Because we focused on test validity and power, our simulations did not model intra- or inter-ethnicity population stratification bias. This is an important concern for analysis of empirical data 39–42. Our stratified analysis strategy accounts for possible inter-ethnicity differences in disease rates. Methods for accounting for intra-ethnicity population stratification are also important. For example, O'Connor et al. show that including ten principal components of genetic variation to account for fine-scale population structure may be sufficient to reduce inflation in aggregate rare variant tests due to differences in disease rates across European subpopulations41.
We examined a diverse set of rare-variant association tests in multi-ethnic samples, but an exhaustive survey is beyond the scope of this paper. Many other methods have been proposed for meta-analysis of GWAS data including MANTRA of Morris,43 a binary effects model by Han and Eskin44 for burden scores and RE-VC and RE-VC-O of Tang and Lin.45 Varying parameters of the approach described by Lee and colleagues35 and examined here could also provide an endless array of approaches to address this question. SKAT-O35, a weighted combination of SKAT and the burden test statistics, was powered just as well or better than the burden test or SKAT. (Supplementary Table VI)
Next generation sequencing association studies–including targeted sequencing, exome sequencing, and soon whole-genome sequencing studies–are still in their earliest stages and this study is one of the largest of its kind.

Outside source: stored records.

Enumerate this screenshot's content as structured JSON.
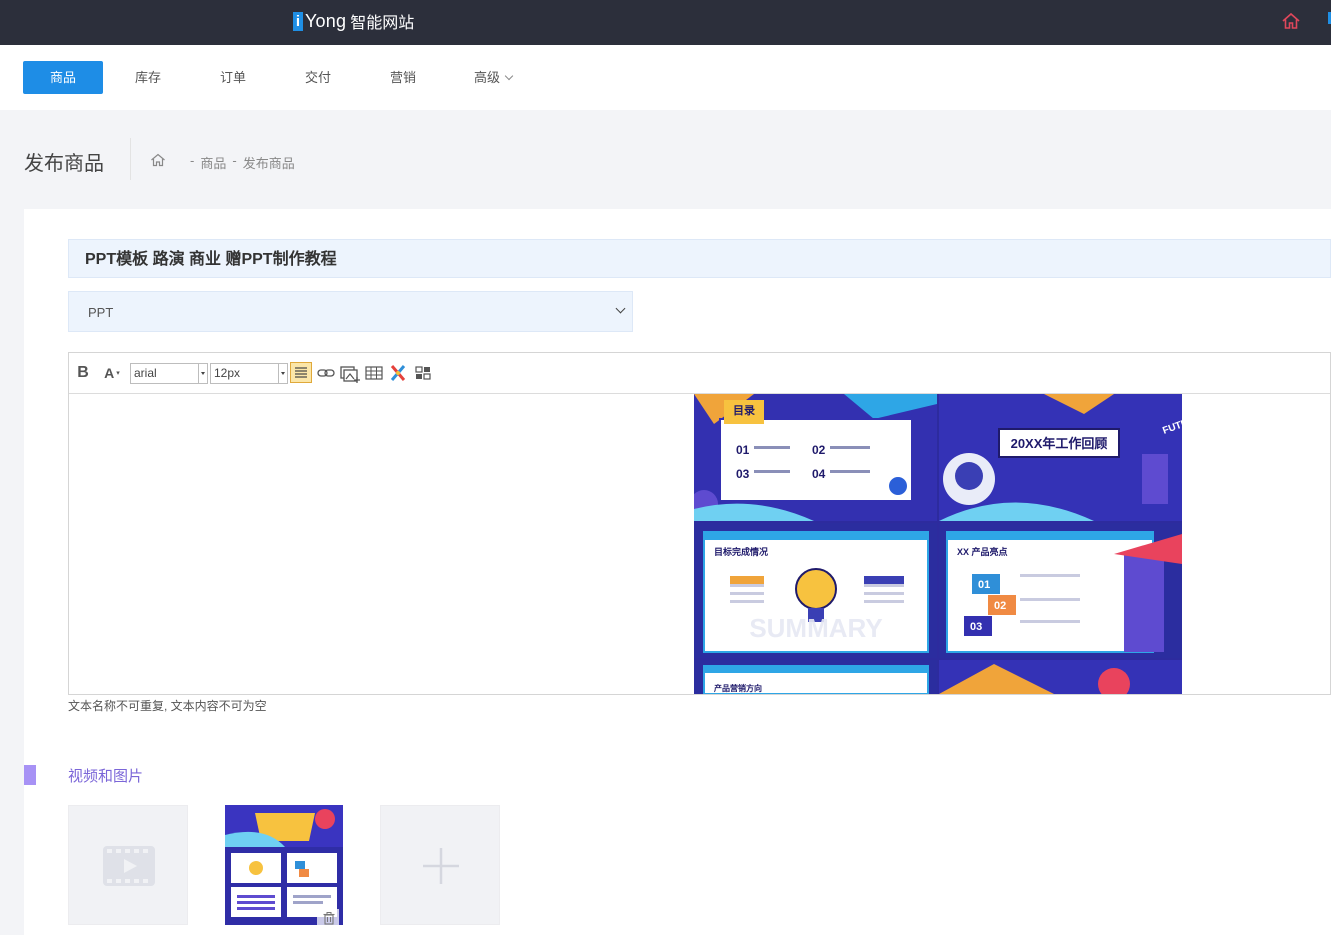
{
  "topbar": {
    "logo_mark": "i",
    "logo_brand": "Yong",
    "logo_sub": "智能网站"
  },
  "nav": {
    "items": [
      {
        "label": "商品"
      },
      {
        "label": "库存"
      },
      {
        "label": "订单"
      },
      {
        "label": "交付"
      },
      {
        "label": "营销"
      },
      {
        "label": "高级"
      }
    ]
  },
  "header": {
    "title": "发布商品",
    "breadcrumb": [
      "-",
      "商品",
      "-",
      "发布商品"
    ]
  },
  "form": {
    "product_title": "PPT模板 路演 商业 赠PPT制作教程",
    "category_value": "PPT",
    "editor": {
      "font_family": "arial",
      "font_size": "12px"
    },
    "hint": "文本名称不可重复, 文本内容不可为空"
  },
  "media": {
    "section_title": "视频和图片"
  },
  "slide": {
    "s1_title": "目录",
    "s1_items": [
      "01",
      "02",
      "03",
      "04"
    ],
    "s2_title": "20XX年工作回顾",
    "s3_title": "目标完成情况",
    "s4_title": "XX 产品亮点",
    "s4_items": [
      "01",
      "02",
      "03"
    ],
    "s5_title": "产品营销方向",
    "watermark": "SUMMARY",
    "sign": "FUTURE"
  },
  "colors": {
    "topbar": "#2c2f3b",
    "accent": "#1e8de6",
    "section": "#a792f5"
  }
}
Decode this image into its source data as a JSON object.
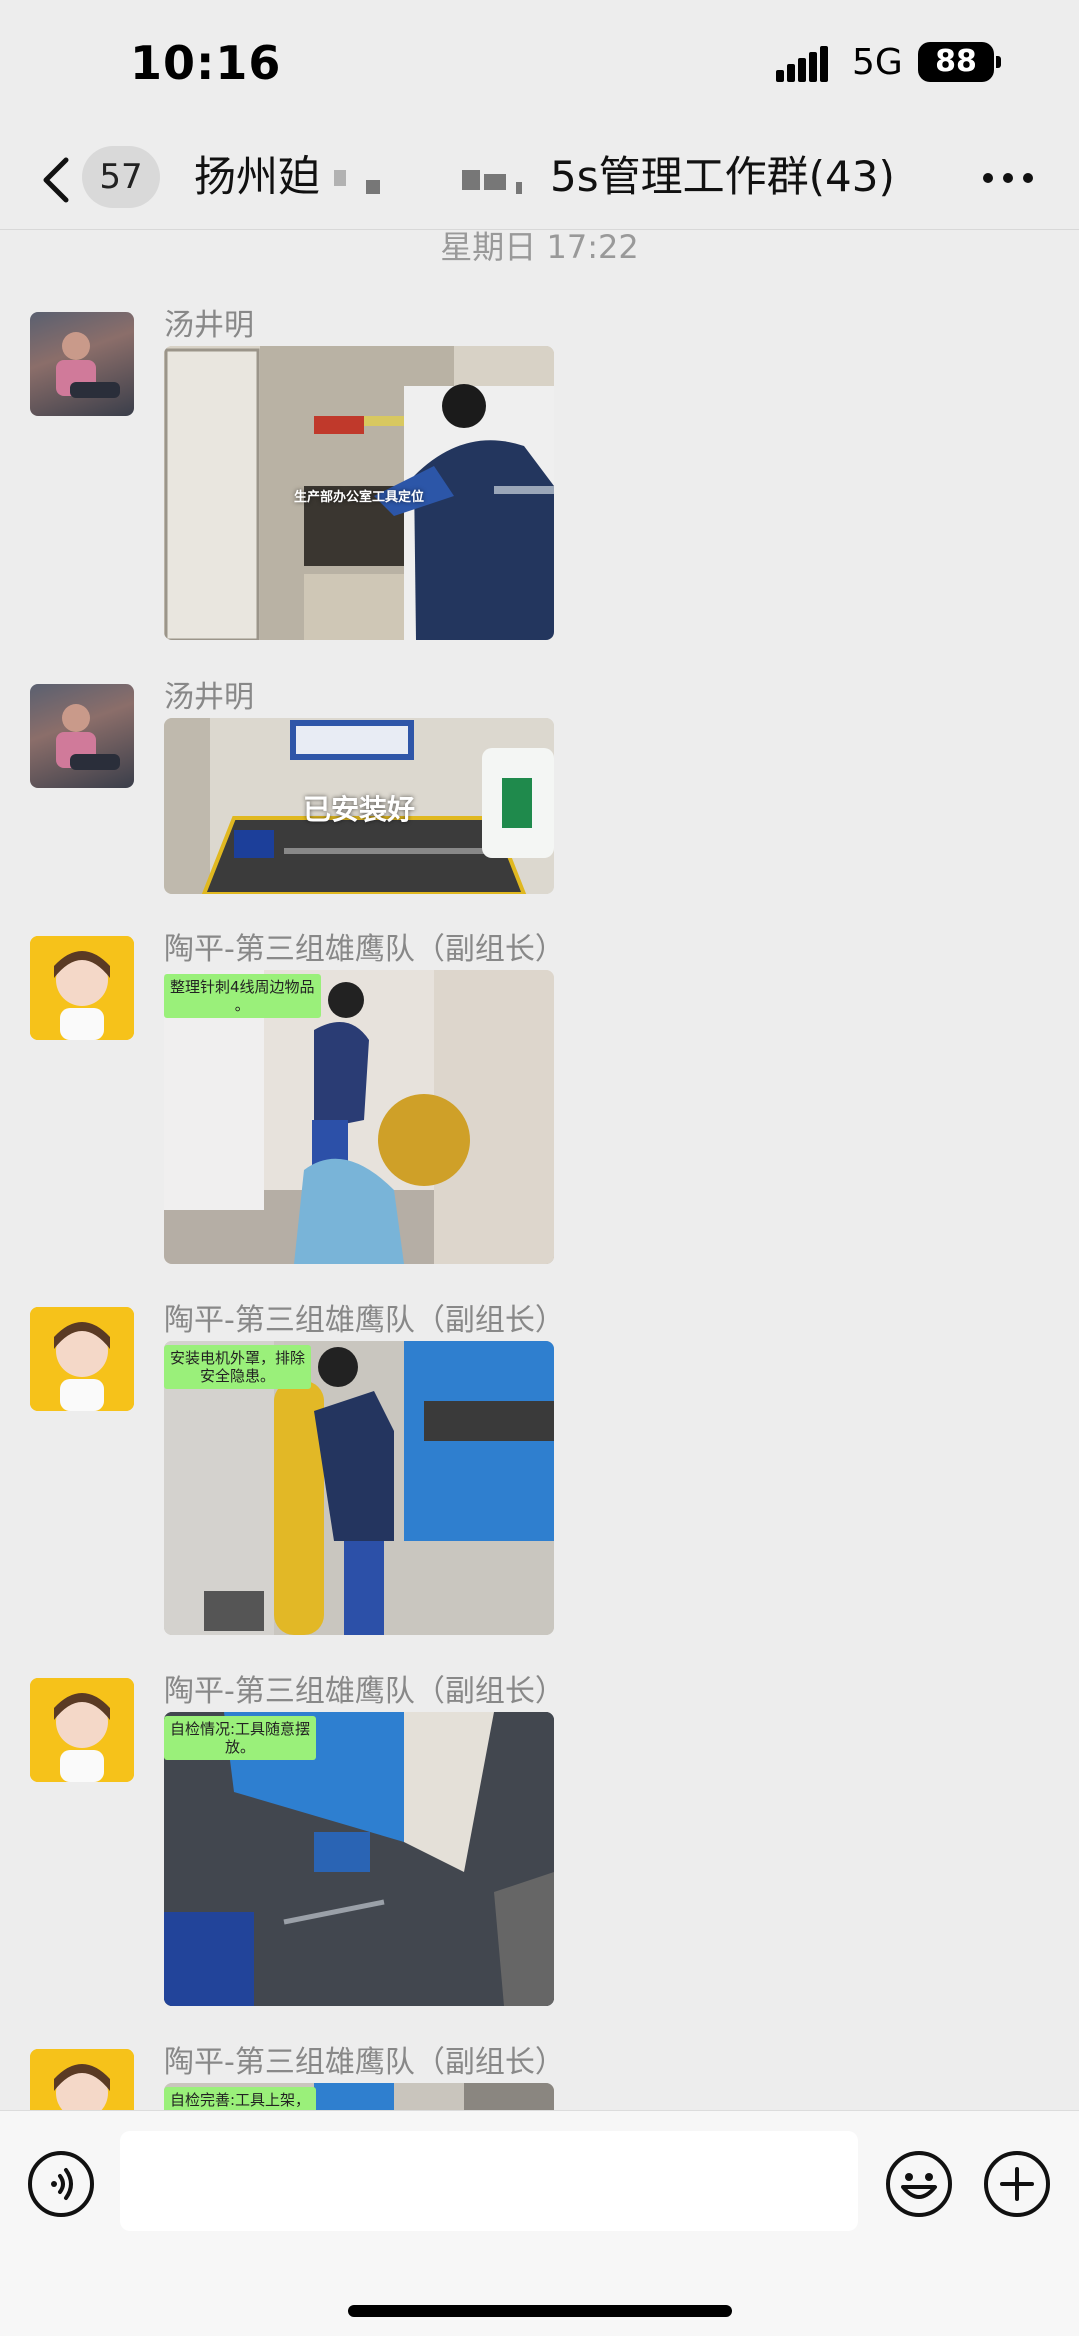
{
  "status": {
    "time": "10:16",
    "network": "5G",
    "battery": "88"
  },
  "nav": {
    "unread_count": "57",
    "title_prefix": "扬州廹",
    "title_suffix": "5s管理工作群(43)"
  },
  "timestamp": "星期日 17:22",
  "messages": [
    {
      "sender": "汤井明",
      "caption": "生产部办公室工具定位"
    },
    {
      "sender": "汤井明",
      "caption": "已安装好"
    },
    {
      "sender": "陶平-第三组雄鹰队（副组长）",
      "caption": "整理针刺4线周边物品\n。"
    },
    {
      "sender": "陶平-第三组雄鹰队（副组长）",
      "caption": "安装电机外罩，排除\n安全隐患。"
    },
    {
      "sender": "陶平-第三组雄鹰队（副组长）",
      "caption": "自检情况:工具随意摆\n放。"
    },
    {
      "sender": "陶平-第三组雄鹰队（副组长）",
      "caption": "自检完善:工具上架，\n清洁卫生"
    }
  ],
  "input": {
    "placeholder": ""
  }
}
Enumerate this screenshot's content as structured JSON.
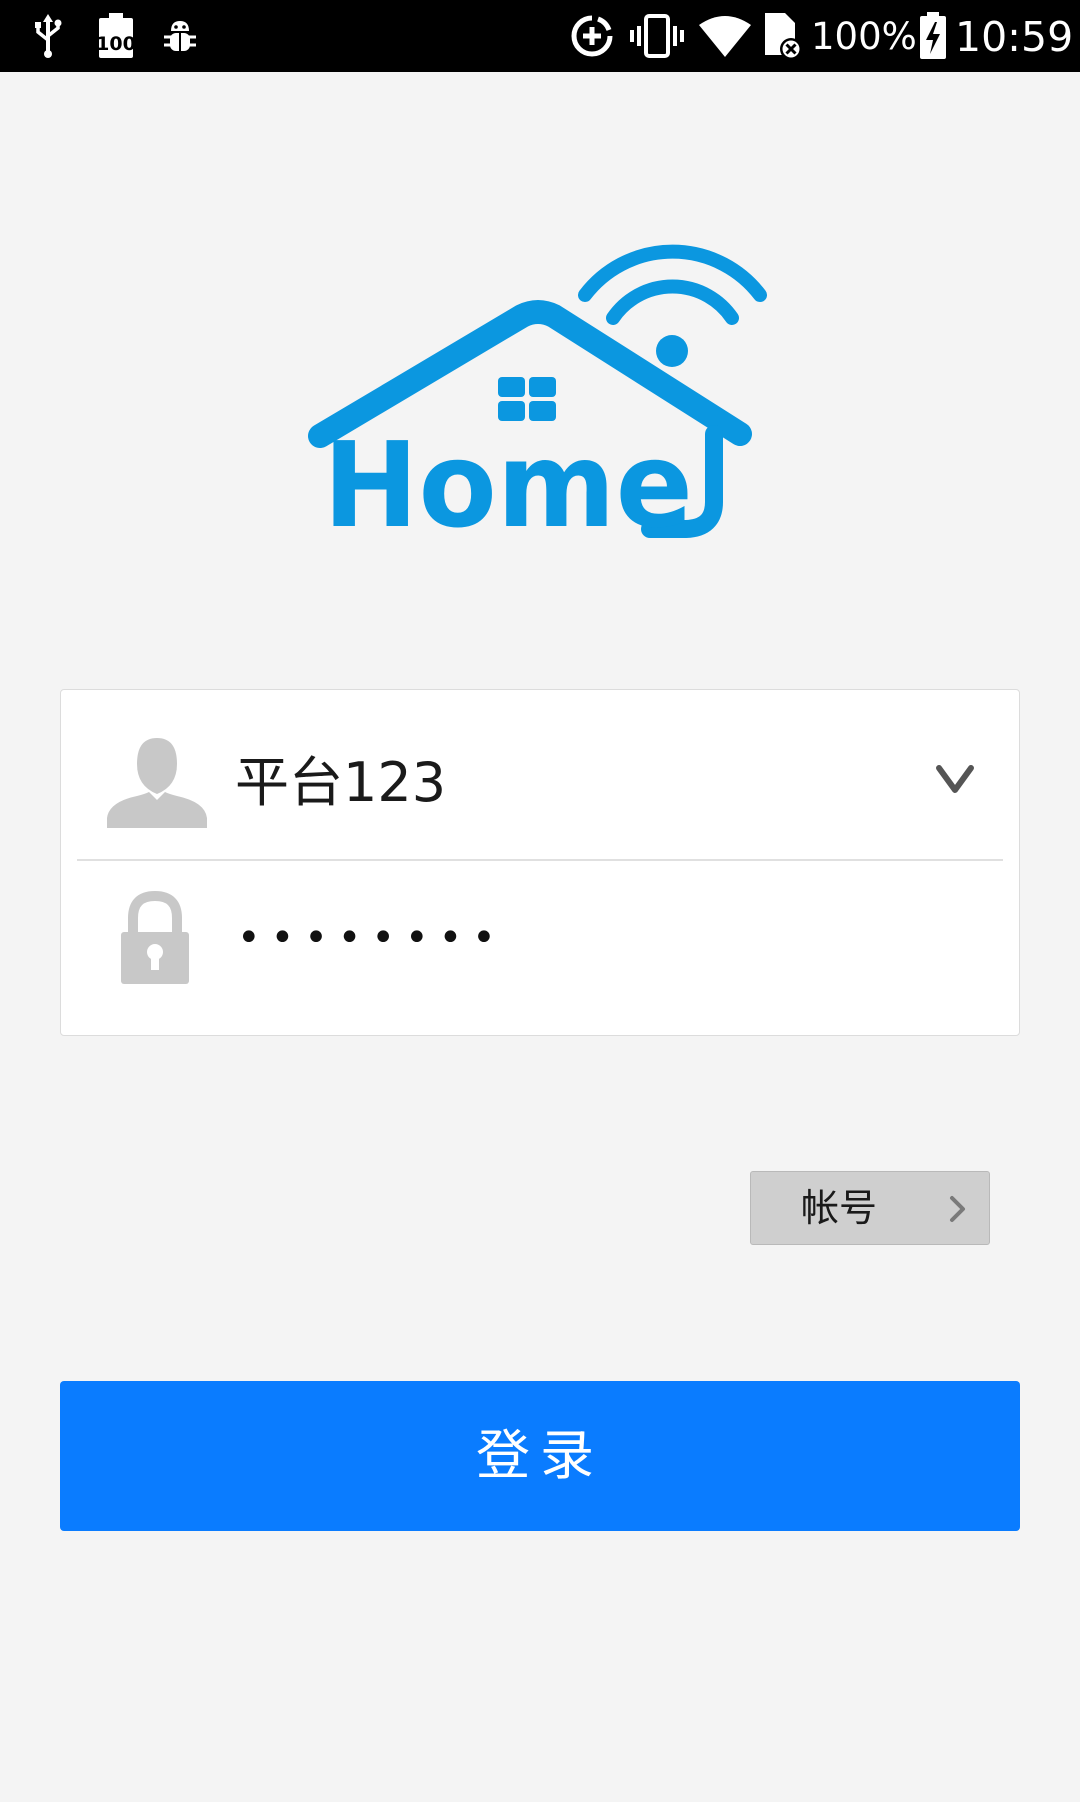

The current study included more ethnicities than most next-generation sequencing studies to date16,20,27,32,36,43,46–48. A larger sample size allows detection of more rare variation and greater power in association testing. However, our study population was not infinite and simulations drawing from a finite population to generate larger population sizes could lead to an underestimate of the amount and perhaps, influence of rare variation. In addition, the current study still omits some continental populations. Future studies may uncover new ways to optimize rare variant studies with even more diverse populations.